Happy to share our thoughts and expertise with you. Suppose your technology demonstration status is at the stage when you have not finished the implementation of the invention. In that case, you may be told that your way is to file a provisional patent application. Be careful. There is a lot of litigation over provisional applications because a full utility patent only gets priority back to the provisional filing date if the provisional fully discloses everything claimed as “the invention” in the utility. As a result, it is very common to challenge the priority date of a utility patent by arguing that a new matter was added in the utility application that was not included in the provisional. We were those attorneys who successfully challenged the priority date of the patent of our opponent (patent troll) when defending ourselves. Therefore, as litigators, we would strongly recommend to think twice. The problem is that you can file a provisional and wait for a year to file a full utility and can lose your rights or priority. Just think about what one year in the IT-sphere means and how risky it is, what if others will be faster than you are, and what consequences of this can happen.

To get a good answer to the question about the type of filing that makes the most sense-provisional or nonprovisional – we need to consider what kind of claim we can prepare with what you have now. A patent application does not need to disclose every little detail, but it must include enough detail to show that you are “in possession” of the invention. US law interprets patents from the point of view of “one of ordinary skill in the art.” So the application just needs to be convincing to other people in your field. It is very important to remember that you do not need to implement your invention and only then patent it. I urge you to think about protection of your intellectual property rights as soon as possible and do not postpone it.

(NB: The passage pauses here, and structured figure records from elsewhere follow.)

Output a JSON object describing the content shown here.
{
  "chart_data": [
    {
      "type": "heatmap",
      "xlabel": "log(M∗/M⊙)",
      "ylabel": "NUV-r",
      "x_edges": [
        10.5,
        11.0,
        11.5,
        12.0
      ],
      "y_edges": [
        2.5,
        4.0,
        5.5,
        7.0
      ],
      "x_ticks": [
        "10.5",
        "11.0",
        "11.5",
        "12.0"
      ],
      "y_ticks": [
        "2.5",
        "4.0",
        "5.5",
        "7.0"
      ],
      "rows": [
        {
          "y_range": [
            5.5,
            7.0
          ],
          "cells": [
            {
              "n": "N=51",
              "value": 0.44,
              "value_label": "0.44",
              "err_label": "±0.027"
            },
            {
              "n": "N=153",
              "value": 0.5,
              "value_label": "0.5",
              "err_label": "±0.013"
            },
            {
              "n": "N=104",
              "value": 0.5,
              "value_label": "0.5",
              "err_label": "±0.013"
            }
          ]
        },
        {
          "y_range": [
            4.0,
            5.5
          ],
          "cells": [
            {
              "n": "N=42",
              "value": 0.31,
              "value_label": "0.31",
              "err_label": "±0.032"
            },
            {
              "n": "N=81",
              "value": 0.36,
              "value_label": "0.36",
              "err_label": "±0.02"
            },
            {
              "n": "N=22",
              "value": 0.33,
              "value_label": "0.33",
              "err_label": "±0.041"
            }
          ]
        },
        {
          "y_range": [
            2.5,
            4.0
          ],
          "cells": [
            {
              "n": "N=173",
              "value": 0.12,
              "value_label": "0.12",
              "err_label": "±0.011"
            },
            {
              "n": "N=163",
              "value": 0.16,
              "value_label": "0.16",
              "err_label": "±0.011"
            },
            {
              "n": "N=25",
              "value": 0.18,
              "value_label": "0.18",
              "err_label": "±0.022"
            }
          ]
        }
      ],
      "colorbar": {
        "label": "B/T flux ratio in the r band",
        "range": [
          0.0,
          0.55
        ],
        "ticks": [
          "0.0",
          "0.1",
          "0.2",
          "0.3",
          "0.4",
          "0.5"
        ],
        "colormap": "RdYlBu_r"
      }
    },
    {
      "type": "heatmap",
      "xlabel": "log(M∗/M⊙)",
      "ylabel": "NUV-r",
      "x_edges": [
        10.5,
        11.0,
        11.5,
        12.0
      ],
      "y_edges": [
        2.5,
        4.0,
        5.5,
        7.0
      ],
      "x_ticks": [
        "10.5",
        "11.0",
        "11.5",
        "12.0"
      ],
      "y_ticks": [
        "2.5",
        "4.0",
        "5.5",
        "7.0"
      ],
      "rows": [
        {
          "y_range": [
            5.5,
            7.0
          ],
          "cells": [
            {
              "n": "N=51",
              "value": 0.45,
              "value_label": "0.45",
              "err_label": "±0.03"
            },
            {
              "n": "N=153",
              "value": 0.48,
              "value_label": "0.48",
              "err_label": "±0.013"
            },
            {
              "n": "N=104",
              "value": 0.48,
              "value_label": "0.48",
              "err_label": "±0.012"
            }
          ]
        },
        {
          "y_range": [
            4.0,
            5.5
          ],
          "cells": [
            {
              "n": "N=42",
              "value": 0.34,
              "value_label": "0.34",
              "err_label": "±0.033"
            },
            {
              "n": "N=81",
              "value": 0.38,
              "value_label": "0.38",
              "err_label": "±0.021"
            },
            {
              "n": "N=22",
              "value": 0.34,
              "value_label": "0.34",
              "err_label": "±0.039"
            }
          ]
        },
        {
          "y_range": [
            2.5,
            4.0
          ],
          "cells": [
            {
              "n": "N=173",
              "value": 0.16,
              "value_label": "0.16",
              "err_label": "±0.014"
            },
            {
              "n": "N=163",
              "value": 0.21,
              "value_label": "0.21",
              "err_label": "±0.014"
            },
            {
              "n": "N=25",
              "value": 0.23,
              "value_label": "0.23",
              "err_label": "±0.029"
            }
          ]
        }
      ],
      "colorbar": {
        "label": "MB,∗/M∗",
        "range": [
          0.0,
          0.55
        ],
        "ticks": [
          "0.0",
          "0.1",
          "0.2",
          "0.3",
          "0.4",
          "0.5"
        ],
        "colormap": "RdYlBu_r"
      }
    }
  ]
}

As for the costs. As you may be aware, there are attorney’s work to be paid for and government fees to be paid. The process for provisional applications requires multiple stages instead of just one. You have one year to file a utility application after a provisional is filed. With two stages, the work can be weighted in favor of the provisional, in favor of the utility, or they can be about equal. The total cost is generally more because there are two filings. And things usually happen in between the two filings that make it necessary to retool the application to some degree. So the budget for a typical provisional is 20% higher for both applications. The formal requirements for provisionals are minimal, so some companies file provisionals that are little more than technical documentation. Such provisionals require a lot of work to be converted to utility applications. Other companies file provisionals that are essentially full utilities requiring very little work to convert. 

What we also do, when preparing the patent application for you, is the following: we do Alice check to avoid any IPR (Inter-Parties Review in the USPTO), enforceability analysis to avoid any easy workarounds of your rights, and novelty search which helps to improve the level of invention as we always develop strategies for balancing and obtaining broader patent rights in promising areas.